Ответа оттуда не послышалось, и Агеев тоже прошел за угол. С тыльной стороны дома на скамейке под кустом отцветшей сирени сидел глубокий старик в истоптанных валенках на тощих ногах. Сосредоточенно уставясь перед собой, он, похоже, находился во власти своих старческих дум и никак не отреагировал на их появление, только вскинул на Агеева рассеянный взгляд.
– Вот хочу спросить вас, – бодро начал Агеев. – Вы давно тут живете?
– Да он тут всю жизнь. Тут и родился, – охотно объяснил мужчина.
– Может, помните, тут на Зеленой Барановская жила?
– Была Зеленая, – подсказал сзади мужчина. – Теперь Космическая.
– Переименовали?
– В который раз. После войны была Танкистов. Потом Пекинская. Теперь Космическая.
Старик на скамейке как-то странно закачался вперед-назад, задвигал свешенными между колен жилистыми кистями рук.
– Барановская, Варвара... Немцы застрелили.
– Застрелили? Вот как!..
– Застрелили. На станции. Помню, как раз на зимнего Николу. Я еще дрова возил...
Это хотя и не было ошеломляющим для Агеева, который давно предполагал именно такой исход, он все же испуганно подумал: за что? Уж не из-за него ли? С щемящей болью в душе он постоял молча, будто дожидаясь, что еще скажет старик. Но старик молчал, размышляя или в ожидании новых вопросов.
– А еще, может, знаете, – с надеждой начал Агеев, – тут где-то на соседней улице жил один человек, жестянщик или слесарь, он еще в войну терки из жести мастерил, зерно тереть...
– Лукаш?
– Может, и Лукаш, не помню. Так у него на квартире учительница была приезжая. А с ней сестра жила...
Сказав это, Агеев почувствовал, что приблизился вплотную к тому главному пределу, к которому шел столько лет, и сейчас, наверно, услышит свой приговор. Надо было собраться с силами, чтобы выдержать его, каким бы он ни был.

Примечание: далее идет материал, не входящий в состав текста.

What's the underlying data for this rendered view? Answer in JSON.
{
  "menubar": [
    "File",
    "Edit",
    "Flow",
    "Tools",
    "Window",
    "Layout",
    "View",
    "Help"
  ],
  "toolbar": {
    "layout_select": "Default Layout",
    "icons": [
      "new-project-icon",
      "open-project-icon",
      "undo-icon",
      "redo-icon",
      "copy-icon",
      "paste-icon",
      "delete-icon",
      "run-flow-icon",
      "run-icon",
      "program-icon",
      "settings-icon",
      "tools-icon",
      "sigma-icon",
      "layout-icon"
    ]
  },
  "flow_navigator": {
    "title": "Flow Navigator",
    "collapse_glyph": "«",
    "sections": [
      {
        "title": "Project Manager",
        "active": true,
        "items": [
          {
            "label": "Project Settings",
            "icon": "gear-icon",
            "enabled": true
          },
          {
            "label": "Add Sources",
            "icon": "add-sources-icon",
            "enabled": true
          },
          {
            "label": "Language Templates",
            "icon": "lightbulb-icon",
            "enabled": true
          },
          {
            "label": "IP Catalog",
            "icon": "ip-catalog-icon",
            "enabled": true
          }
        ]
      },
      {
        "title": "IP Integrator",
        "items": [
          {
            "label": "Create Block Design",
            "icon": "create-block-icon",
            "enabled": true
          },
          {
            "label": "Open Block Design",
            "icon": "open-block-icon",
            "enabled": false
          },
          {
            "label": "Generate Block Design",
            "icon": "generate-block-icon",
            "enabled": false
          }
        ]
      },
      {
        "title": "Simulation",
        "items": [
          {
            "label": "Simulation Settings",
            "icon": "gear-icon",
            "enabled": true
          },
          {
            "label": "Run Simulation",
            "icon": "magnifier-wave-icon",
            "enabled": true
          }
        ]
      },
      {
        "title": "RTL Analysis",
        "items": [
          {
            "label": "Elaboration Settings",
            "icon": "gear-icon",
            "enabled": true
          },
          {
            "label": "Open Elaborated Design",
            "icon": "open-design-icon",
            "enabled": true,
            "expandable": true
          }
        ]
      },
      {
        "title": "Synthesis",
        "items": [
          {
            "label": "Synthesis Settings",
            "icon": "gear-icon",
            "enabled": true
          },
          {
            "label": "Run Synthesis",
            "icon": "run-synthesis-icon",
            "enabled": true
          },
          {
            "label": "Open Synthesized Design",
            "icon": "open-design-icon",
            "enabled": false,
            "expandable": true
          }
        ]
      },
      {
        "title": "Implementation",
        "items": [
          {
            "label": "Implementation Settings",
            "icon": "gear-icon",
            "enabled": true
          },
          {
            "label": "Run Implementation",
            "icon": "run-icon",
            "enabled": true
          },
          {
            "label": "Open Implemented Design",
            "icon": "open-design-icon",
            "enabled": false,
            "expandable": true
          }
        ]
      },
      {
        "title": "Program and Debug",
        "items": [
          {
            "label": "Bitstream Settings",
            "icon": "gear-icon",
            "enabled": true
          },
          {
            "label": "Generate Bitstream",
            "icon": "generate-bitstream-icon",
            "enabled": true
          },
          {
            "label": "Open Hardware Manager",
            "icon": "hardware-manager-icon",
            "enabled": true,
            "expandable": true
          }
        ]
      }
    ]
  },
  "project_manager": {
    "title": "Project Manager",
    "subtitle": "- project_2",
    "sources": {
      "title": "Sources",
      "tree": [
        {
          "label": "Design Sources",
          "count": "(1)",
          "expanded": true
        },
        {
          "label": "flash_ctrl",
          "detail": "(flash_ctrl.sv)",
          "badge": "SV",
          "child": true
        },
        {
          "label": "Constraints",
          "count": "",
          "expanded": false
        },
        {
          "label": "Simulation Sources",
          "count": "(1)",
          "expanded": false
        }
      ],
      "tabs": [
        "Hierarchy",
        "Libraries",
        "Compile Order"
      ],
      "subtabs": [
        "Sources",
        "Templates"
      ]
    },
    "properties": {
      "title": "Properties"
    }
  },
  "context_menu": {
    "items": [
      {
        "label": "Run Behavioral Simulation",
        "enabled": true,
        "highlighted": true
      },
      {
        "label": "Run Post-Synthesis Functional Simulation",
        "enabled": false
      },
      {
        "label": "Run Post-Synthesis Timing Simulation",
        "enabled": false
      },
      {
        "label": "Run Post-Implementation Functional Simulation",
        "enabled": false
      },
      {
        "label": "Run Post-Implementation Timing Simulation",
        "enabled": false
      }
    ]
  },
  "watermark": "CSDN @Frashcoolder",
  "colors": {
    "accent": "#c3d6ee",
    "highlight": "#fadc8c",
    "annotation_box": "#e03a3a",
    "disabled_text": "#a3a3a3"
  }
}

– Лукаш мастеровой был, ага... Умел по дереву и по металлу. Мне еще рамы после войны делал. Мастеровой был, ага...
Лицо старика на короткий момент просветлело, он оторвал взгляд от земли и повел им в сторону Агеева. Агеев разочарованно выдохнул и переступил с ноги на ногу – сесть тут было не на что.
– Мастеровой... Помер. Давно уже.
– Так учительница квартировала у него...
– Что? Учительница? Можа, и была.
– А вы не помните, дед?
– Учительница? – повторил, помедлив с ответом, старик. – Не, не помню.
Почти убитый этим визитом, Агеев вышел на улицу. Потерянно побродив по одной и по другой стороне, еще раз зашел в заброшенный, зарастающий сорняками двор Барановской, узнавая и не узнавая обветшалые стены ее дома, подгнившие, выкрошенные углы, покосившиеся простенки. Он обошел хлев, сараи за дровосекой, поросшей густой, по колено лебедой, заглянул в огород с тыльной стороны усадьбы и не увидел там пристройки-сарайчика, который, наверно, давно уже разобрали на дрова, – по самую стену дома шли ровные борозды дружно взошедшего картофеля. На глаз он отметил то место, где стоял его топчанчик и где была дыра в стене, возле которой под камнем он прятал свой пистолет «ТТ». Кто-то, наверно, нашел, если в свое время пистолет не подобрала полиция.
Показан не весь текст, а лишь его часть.